Uczciwiejsza edukacja nie jest grą o sumie zerowej

Uczciwiejsza edukacja nie jest grą o sumie zerowej
Uczciwiejsza edukacja nie jest grą o sumie zerowej
Anonim

Na Węgrzech 26 procent wyniku uzyskanego w teście czytania PISA zależy od pochodzenia rodzinnego dziecka. To raczej przygnębiający wynik, sprawiedliwiej jest w krajach z systemem edukacyjnym, np. w Finlandii wskaźnik ten wynosi 8 proc., w Czechach 12 proc., na Słowacji 15 proc.

Innymi słowy, dzięki ciężkiej pracy udało nam się osiągnąć, że różnice społeczno-ekonomiczne na Węgrzech są bezwzględnie odzwierciedlane w wynikach szkolnych dzieci. Ze względu na słabe wyniki w nauce, biedniejsze dzieci mają mniejsze szanse na kontynuację nauki, co również utrudnia im znalezienie pracy. Ostatecznie system edukacji odtwarza istniejącą już nierówność społeczną.

Chociaż nie byłoby to wcale konieczne, a ekonomicznie jest to również całkowicie nieracjonalne - innymi słowy, nie służy to faktycznie niczyim interesom. Odnosząc się do wyników międzynarodowych badań, Budapest Institute zwraca uwagę: uczciwa edukacja nie jest grą o sumie zerowej, w której jedna strona wygrywa tyle samo, co druga traci, ale każdy może wygrać tylko dzięki sprawiedliwemu systemowi szkolnemu.

Obraz
Obraz

W obecnym systemie stosunkowo wcześnie podejmuje się decyzję, kto może udać się, gdzie kontynuować edukację. Na przykład dzieci żyjące w zamożnych rodzinach mają znacznie większe szanse na dostanie się do cztero- lub sześcioklasowego liceum, gdzie w ciągu dwóch lat niesamowicie się rozwijają.

A szkoły zawodowe, do których chodzą dzieci ze stosunkowo uboższych rodzin, ponieważ są tu przyjmowane tylko z powodu słabych wyników, które łatwo można wytłumaczyć ubóstwem, znają dokładnie odwrotnie: wyniki przychodzących dzieci tutaj zaczyna się znacznie pogarszać. W rezultacie szkoły te kształcą dorosłych, którym brakuje również podstawowych umiejętności związanych z rynkiem pracy, takich jak podstawowe umiejętności czytania.

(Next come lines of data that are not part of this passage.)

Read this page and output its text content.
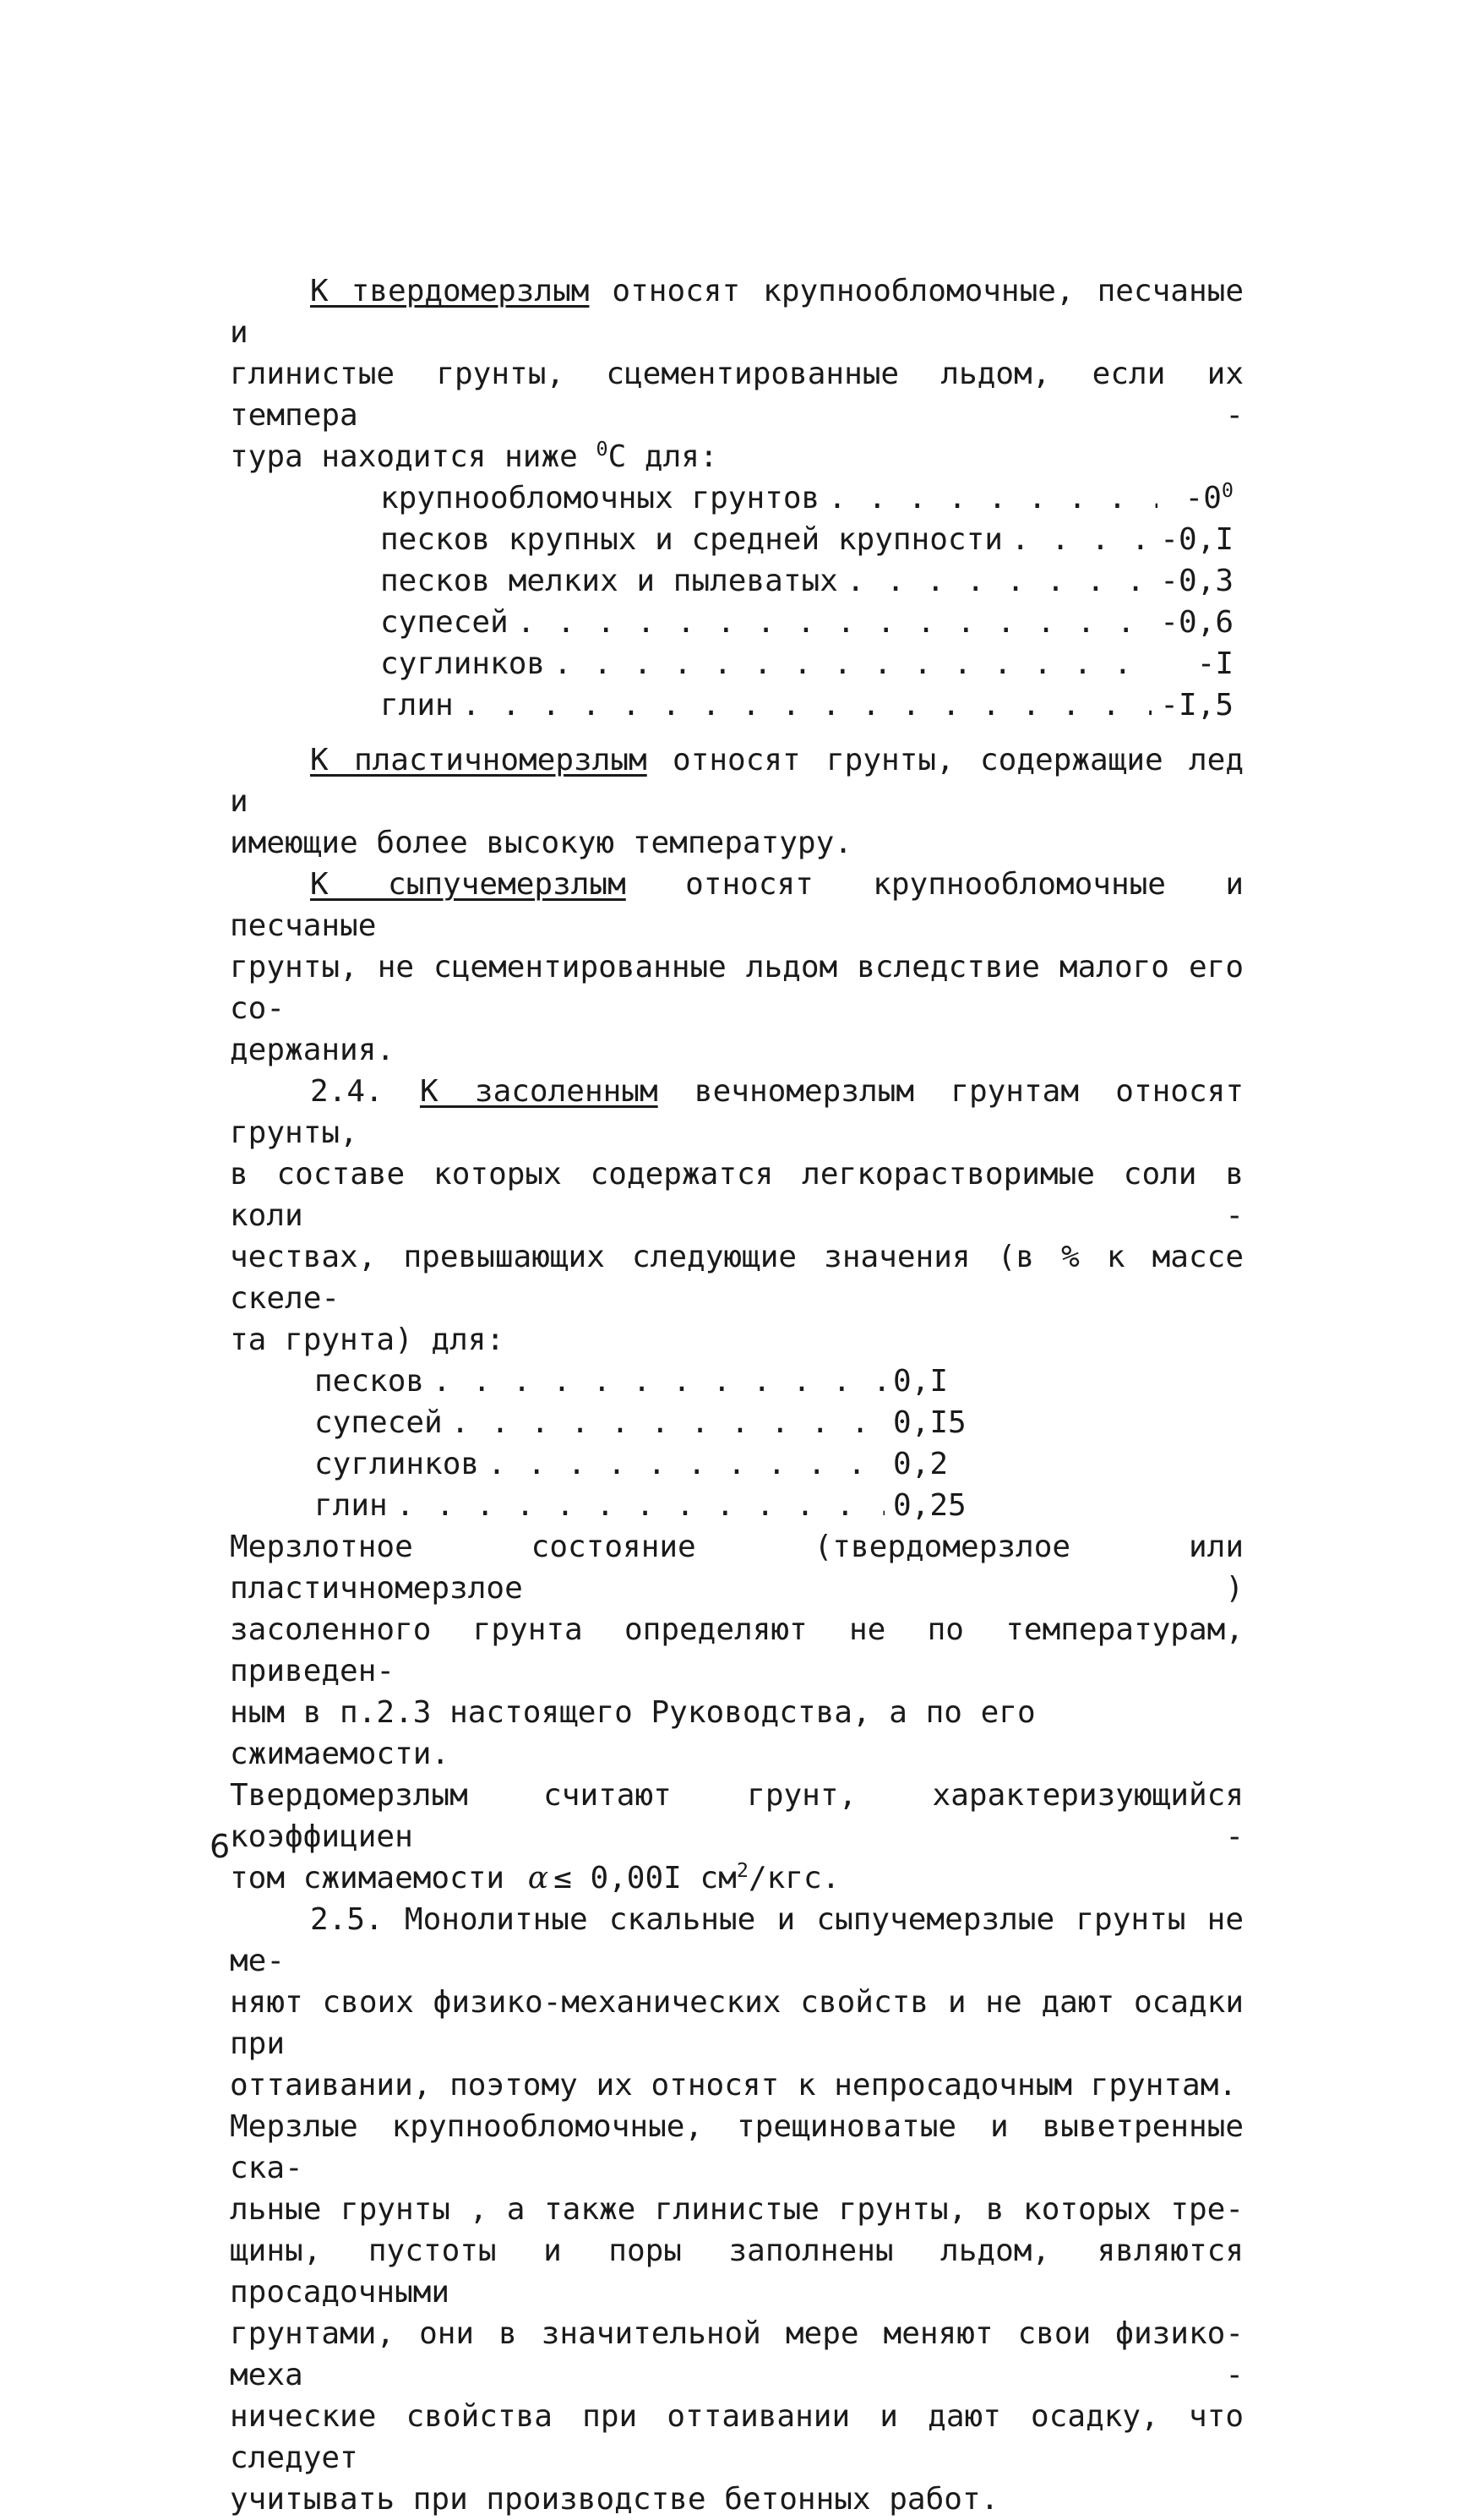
К твердомерзлым относят крупнообломочные, песчаные и

глинистые грунты, сцементированные льдом, если их темпера -

тура находится ниже $^0$С для:

крупнообломочных грунтов . . .	$-0^0$
песков крупных и средней крупности . . .	-0,I
песков мелких и пылеватых . . .	-0,3
супесей . . .	-0,6
суглинков . . .	-I
глин . . .	-I,5

К пластичномерзлым относят грунты, содержащие лед и

имеющие более высокую температуру.

К сыпучемерзлым относят крупнообломочные и песчаные

грунты, не сцементированные льдом вследствие малого его со-

держания.

2.4. К засоленным вечномерзлым грунтам относят грунты,

в составе которых содержатся легкорастворимые соли в коли -

чествах, превышающих следующие значения (в % к массе скеле-

та грунта) для:

песков . . .	0,I
супесей . . .	0,I5
суглинков . . .	0,2
глин . . .	0,25

Мерзлотное состояние (твердомерзлое или пластичномерзлое )

засоленного грунта определяют не по температурам, приведен-

ным в п.2.3 настоящего Руководства, а по его сжимаемости.

Твердомерзлым считают грунт, характеризующийся коэффициен -

том сжимаемости α ≤ 0,00I $см^2$/кгс.

2.5. Монолитные скальные и сыпучемерзлые грунты не ме-

няют своих физико-механических свойств и не дают осадки при

оттаивании, поэтому их относят к непросадочным грунтам.

Мерзлые крупнообломочные, трещиноватые и выветренные ска-

льные грунты , а также глинистые грунты, в которых тре-

щины, пустоты и поры заполнены льдом, являются просадочными

грунтами, они в значительной мере меняют свои физико-меха -

нические свойства при оттаивании и дают осадку, что следует

учитывать при производстве бетонных работ.

6
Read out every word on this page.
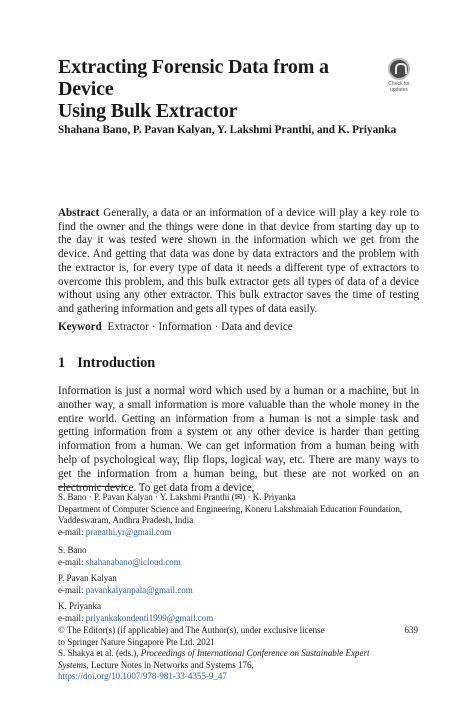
Extracting Forensic Data from a Device
Using Bulk Extractor
Check for
updates
Shahana Bano, P. Pavan Kalyan, Y. Lakshmi Pranthi, and K. Priyanka
Abstract Generally, a data or an information of a device will play a key role to find the owner and the things were done in that device from starting day up to the day it was tested were shown in the information which we get from the device. And getting that data was done by data extractors and the problem with the extractor is, for every type of data it needs a different type of extractors to overcome this problem, and this bulk extractor gets all types of data of a device without using any other extractor. This bulk extractor saves the time of testing and gathering information and gets all types of data easily.
Keyword Extractor · Information · Data and device
1 Introduction
Information is just a normal word which used by a human or a machine, but in another way, a small information is more valuable than the whole money in the entire world. Getting an information from a human is not a simple task and getting information from a system or any other device is harder than getting information from a human. We can get information from a human being with help of psychological way, flip flops, logical way, etc. There are many ways to get the information from a human being, but these are not worked on an electronic device. To get data from a device,
S. Bano · P. Pavan Kalyan · Y. Lakshmi Pranthi (✉) · K. Priyanka
Department of Computer Science and Engineering, Koneru Lakshmaiah Education Foundation,
Vaddeswaram, Andhra Pradesh, India
e-mail: pranathi.yr@gmail.com
S. Bano
e-mail: shahanabano@icloud.com
P. Pavan Kalyan
e-mail: pavankalyanpala@gmail.com
K. Priyanka
e-mail: priyankakondenti1999@gmail.com
© The Editor(s) (if applicable) and The Author(s), under exclusive license
to Springer Nature Singapore Pte Ltd. 2021
S. Shakya et al. (eds.), Proceedings of International Conference on Sustainable Expert
Systems, Lecture Notes in Networks and Systems 176,
https://doi.org/10.1007/978-981-33-4355-9_47
639
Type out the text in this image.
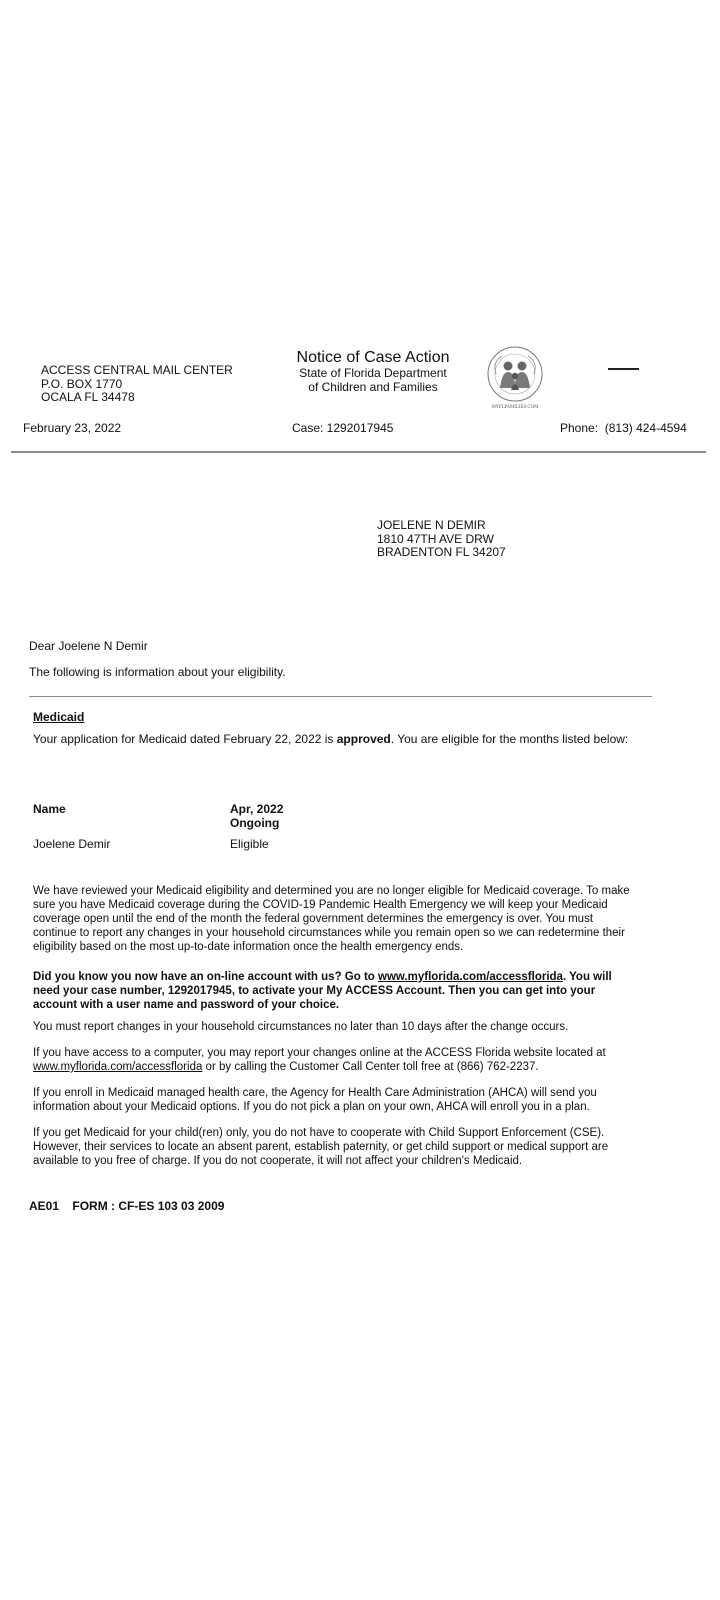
ACCESS CENTRAL MAIL CENTER
P.O. BOX 1770
OCALA FL 34478
Notice of Case Action
State of Florida Department
of Children and Families
MYFLFAMILIES.COM
February 23, 2022	Case: 1292017945	Phone: (813) 424-4594
JOELENE N DEMIR
1810 47TH AVE DRW
BRADENTON FL 34207
Dear Joelene N Demir
The following is information about your eligibility.
Medicaid
Your application for Medicaid dated February 22, 2022 is approved. You are eligible for the months listed below:
Name	Apr, 2022
Ongoing
Joelene Demir	Eligible
We have reviewed your Medicaid eligibility and determined you are no longer eligible for Medicaid coverage. To make
sure you have Medicaid coverage during the COVID-19 Pandemic Health Emergency we will keep your Medicaid
coverage open until the end of the month the federal government determines the emergency is over. You must
continue to report any changes in your household circumstances while you remain open so we can redetermine their
eligibility based on the most up-to-date information once the health emergency ends.
Did you know you now have an on-line account with us? Go to www.myflorida.com/accessflorida. You will
need your case number, 1292017945, to activate your My ACCESS Account. Then you can get into your
account with a user name and password of your choice.
You must report changes in your household circumstances no later than 10 days after the change occurs.
If you have access to a computer, you may report your changes online at the ACCESS Florida website located at
www.myflorida.com/accessflorida or by calling the Customer Call Center toll free at (866) 762-2237.
If you enroll in Medicaid managed health care, the Agency for Health Care Administration (AHCA) will send you
information about your Medicaid options. If you do not pick a plan on your own, AHCA will enroll you in a plan.
If you get Medicaid for your child(ren) only, you do not have to cooperate with Child Support Enforcement (CSE).
However, their services to locate an absent parent, establish paternity, or get child support or medical support are
available to you free of charge. If you do not cooperate, it will not affect your children's Medicaid.
AE01 FORM : CF-ES 103 03 2009
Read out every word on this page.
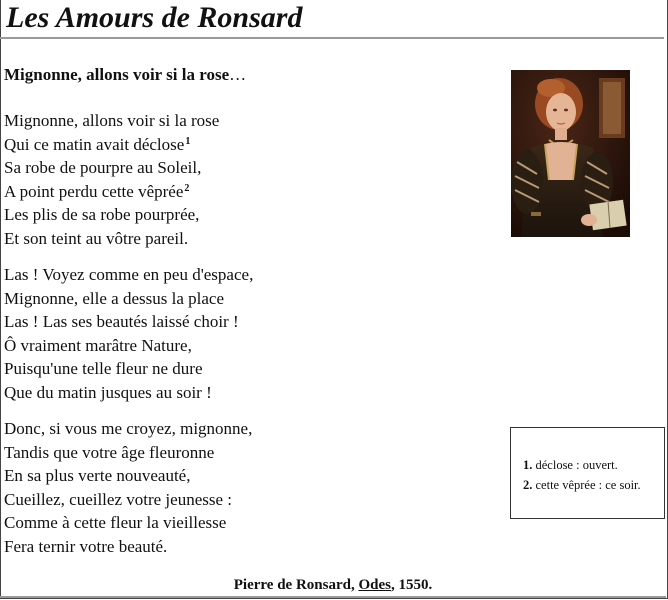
Les Amours de Ronsard
Mignonne, allons voir si la rose…
Mignonne, allons voir si la rose
Qui ce matin avait déclose$^1$
Sa robe de pourpre au Soleil,
A point perdu cette vêprée$^2$
Les plis de sa robe pourprée,
Et son teint au vôtre pareil.
Las ! Voyez comme en peu d'espace,
Mignonne, elle a dessus la place
Las ! Las ses beautés laissé choir !
Ô vraiment marâtre Nature,
Puisqu'une telle fleur ne dure
Que du matin jusques au soir !
Donc, si vous me croyez, mignonne,
Tandis que votre âge fleuronne
En sa plus verte nouveauté,
Cueillez, cueillez votre jeunesse :
Comme à cette fleur la vieillesse
Fera ternir votre beauté.
1. déclose : ouvert.
2. cette vêprée : ce soir.
Pierre de Ronsard, Odes, 1550.
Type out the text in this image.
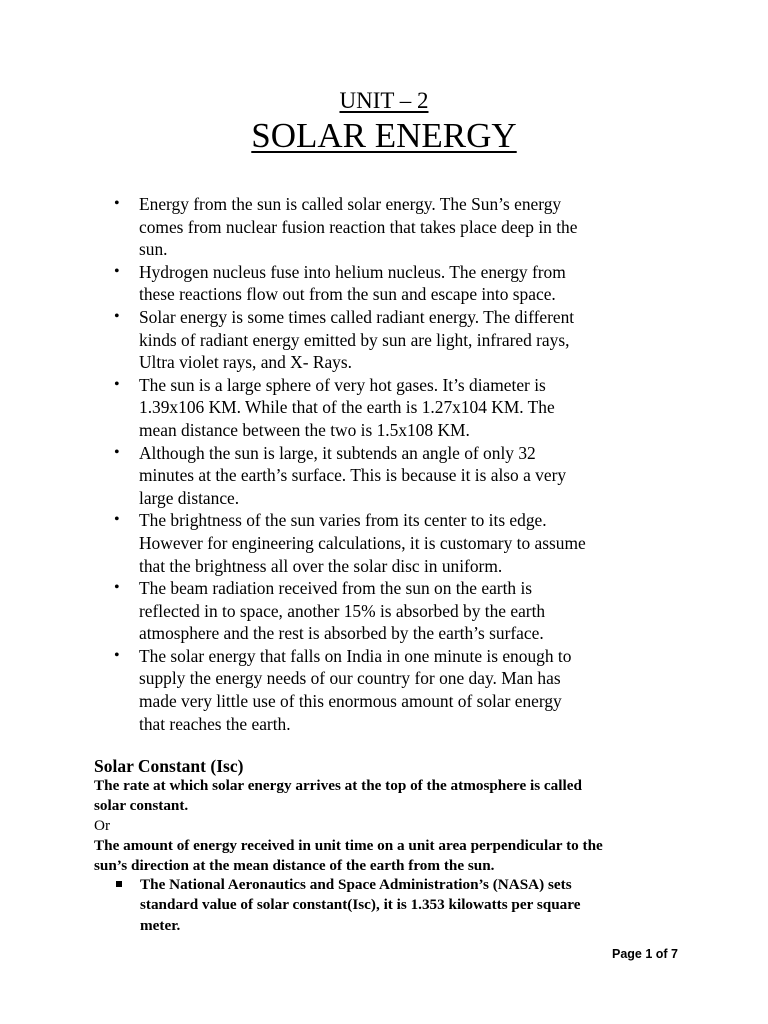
UNIT – 2
SOLAR ENERGY
• Energy from the sun is called solar energy. The Sun’s energy
comes from nuclear fusion reaction that takes place deep in the
sun.
• Hydrogen nucleus fuse into helium nucleus. The energy from
these reactions flow out from the sun and escape into space.
• Solar energy is some times called radiant energy. The different
kinds of radiant energy emitted by sun are light, infrared rays,
Ultra violet rays, and X- Rays.
• The sun is a large sphere of very hot gases. It’s diameter is
1.39x106 KM. While that of the earth is 1.27x104 KM. The
mean distance between the two is 1.5x108 KM.
• Although the sun is large, it subtends an angle of only 32
minutes at the earth’s surface. This is because it is also a very
large distance.
• The brightness of the sun varies from its center to its edge.
However for engineering calculations, it is customary to assume
that the brightness all over the solar disc in uniform.
• The beam radiation received from the sun on the earth is
reflected in to space, another 15% is absorbed by the earth
atmosphere and the rest is absorbed by the earth’s surface.
• The solar energy that falls on India in one minute is enough to
supply the energy needs of our country for one day. Man has
made very little use of this enormous amount of solar energy
that reaches the earth.
Solar Constant (Isc)
The rate at which solar energy arrives at the top of the atmosphere is called
solar constant.
Or
The amount of energy received in unit time on a unit area perpendicular to the
sun’s direction at the mean distance of the earth from the sun.
The National Aeronautics and Space Administration’s (NASA) sets
standard value of solar constant(Isc), it is 1.353 kilowatts per square
meter.
Page 1 of 7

W ten sposób tego nie robią lub po prostu mają trudności ze znalezieniem pracy, a w końcu społeczeństwo musi ich wspierać.

W Polsce w 1999 roku, podczas udanej reformy, wybór typu szkoły dla dzieci został przesunięty do 15 roku życia. W rezultacie nie tylko zmniejszyły się nierówności w wiedzy, ale również znacznie poprawiły się średnie wyniki dzieci, ponieważ było więcej czasu na rozwijanie umiejętności ogólnych.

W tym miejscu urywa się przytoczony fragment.